1- Naissance et développement

2- Maturité et consolidation

3- Destruction créatrice

4- Émergence et renouveau

Sans étonnement, nous osons dire que nous sommes au Québec en pleine phase de destruction créatrice, ce moment où le désastre frappe la forêt d’arbres matures à grand coup de scie mécanique.

Transposée à la réalité que nous vivons sur notre territoire, cette phase est assimilée à l’effondrement de nos structures ou à un recul historique.  Un moment de confusion, apeurant et déstabilisant.

C’est aussi une étape sensible où nos organisations laissent tomber des processus et activités bien établis qui ne sont pas toujours productifs.  Une phase de réorganisation ouvrant la voie à de nouvelles possibilités.

Fébriles, durant cette période, nous lâchons du lest.  Nous abandonnons ce qui ne semble plus pertinent.  Nous concentrons nos ressources sur ce qui fait du sens pour le collectif.  En retirant certaines contraintes, nous devenons libres de créer du nouveau.

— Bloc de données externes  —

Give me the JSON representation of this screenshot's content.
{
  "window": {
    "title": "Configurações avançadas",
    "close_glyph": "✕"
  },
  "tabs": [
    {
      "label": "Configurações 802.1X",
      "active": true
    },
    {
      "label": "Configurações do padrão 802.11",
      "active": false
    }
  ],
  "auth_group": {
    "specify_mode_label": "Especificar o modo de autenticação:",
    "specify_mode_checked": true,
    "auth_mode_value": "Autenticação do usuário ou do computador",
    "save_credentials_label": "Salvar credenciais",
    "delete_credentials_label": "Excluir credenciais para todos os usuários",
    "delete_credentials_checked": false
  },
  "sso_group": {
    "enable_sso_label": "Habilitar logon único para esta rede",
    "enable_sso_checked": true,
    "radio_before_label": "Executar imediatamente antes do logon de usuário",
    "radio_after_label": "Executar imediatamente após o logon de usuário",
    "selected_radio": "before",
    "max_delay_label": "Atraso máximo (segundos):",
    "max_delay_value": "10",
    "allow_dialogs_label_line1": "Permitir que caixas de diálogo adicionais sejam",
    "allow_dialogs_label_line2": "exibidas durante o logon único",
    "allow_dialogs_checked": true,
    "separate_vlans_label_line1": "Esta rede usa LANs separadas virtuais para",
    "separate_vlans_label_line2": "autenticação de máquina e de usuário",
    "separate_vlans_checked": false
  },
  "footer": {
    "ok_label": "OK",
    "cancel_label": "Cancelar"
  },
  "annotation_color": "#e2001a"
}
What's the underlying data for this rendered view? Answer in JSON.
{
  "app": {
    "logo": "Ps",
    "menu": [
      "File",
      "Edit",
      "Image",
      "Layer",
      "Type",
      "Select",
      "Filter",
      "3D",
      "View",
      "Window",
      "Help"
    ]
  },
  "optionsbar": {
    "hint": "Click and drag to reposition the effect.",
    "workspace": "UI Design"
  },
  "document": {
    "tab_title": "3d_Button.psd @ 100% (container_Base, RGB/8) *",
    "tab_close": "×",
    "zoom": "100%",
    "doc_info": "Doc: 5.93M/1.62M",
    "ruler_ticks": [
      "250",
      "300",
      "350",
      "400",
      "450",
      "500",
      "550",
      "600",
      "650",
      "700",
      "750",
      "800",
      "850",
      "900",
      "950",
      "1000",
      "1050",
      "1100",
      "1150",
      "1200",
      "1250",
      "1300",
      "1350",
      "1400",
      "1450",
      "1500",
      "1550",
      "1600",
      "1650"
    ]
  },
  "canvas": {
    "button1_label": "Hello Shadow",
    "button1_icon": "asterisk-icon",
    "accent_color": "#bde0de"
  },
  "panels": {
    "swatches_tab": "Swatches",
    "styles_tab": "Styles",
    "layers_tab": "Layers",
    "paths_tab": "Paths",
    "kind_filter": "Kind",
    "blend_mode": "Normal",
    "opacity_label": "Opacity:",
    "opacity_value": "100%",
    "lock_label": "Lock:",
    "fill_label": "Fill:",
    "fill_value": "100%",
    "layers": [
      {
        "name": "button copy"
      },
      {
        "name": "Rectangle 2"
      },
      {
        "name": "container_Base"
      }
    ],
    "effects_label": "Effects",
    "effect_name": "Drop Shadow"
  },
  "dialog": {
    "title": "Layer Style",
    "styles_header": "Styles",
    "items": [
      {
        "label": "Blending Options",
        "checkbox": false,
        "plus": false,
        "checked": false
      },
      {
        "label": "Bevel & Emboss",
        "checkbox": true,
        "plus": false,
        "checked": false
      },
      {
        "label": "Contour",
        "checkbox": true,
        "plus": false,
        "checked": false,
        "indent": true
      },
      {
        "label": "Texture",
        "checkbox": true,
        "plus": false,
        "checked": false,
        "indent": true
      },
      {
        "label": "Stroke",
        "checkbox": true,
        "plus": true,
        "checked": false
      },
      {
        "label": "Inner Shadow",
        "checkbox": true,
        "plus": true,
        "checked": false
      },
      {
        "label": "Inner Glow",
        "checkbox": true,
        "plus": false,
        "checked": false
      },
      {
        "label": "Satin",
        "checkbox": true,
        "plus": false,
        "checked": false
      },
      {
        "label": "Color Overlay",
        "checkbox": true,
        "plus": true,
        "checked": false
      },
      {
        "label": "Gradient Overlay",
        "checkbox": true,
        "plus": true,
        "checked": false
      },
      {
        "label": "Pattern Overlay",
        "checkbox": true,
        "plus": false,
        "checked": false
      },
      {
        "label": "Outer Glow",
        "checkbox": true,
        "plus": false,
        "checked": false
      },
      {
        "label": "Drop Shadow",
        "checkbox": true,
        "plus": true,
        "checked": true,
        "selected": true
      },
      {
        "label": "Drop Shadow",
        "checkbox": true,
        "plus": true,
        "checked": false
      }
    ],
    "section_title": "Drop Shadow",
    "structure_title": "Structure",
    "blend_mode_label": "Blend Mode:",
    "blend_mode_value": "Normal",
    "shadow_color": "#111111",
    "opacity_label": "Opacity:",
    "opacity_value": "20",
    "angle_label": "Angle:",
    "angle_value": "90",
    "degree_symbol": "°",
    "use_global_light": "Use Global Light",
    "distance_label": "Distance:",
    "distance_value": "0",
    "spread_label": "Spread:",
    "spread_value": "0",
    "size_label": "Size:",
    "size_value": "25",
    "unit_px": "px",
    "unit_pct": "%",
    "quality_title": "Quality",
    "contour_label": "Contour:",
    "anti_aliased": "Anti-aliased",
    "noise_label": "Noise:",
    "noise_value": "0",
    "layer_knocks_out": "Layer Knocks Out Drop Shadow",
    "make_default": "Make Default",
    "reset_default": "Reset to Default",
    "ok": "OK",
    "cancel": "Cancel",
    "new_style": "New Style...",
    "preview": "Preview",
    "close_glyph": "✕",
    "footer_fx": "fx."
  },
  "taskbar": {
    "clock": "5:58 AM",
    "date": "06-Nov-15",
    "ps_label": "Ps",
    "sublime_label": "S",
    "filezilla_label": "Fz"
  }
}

Il y a bien sûr un risque dans cette phase, celui de se sentir en crise perpétuelle.  La crainte légitime de laisser aller le passé peut nous immobiliser et nous empêcher de converger vers une nouvelle vision.

Heureusement surgit la prochaine phase : Émergence et exploration.

Dans la forêt, à même le sol brûlé par le feu, le terreau devient fertile.  Toutes sortes d’espèces poussent.  C’est un temps de croissance désordonné.  Le potentiel n’est pas réalisé ET les possibilités sont immenses.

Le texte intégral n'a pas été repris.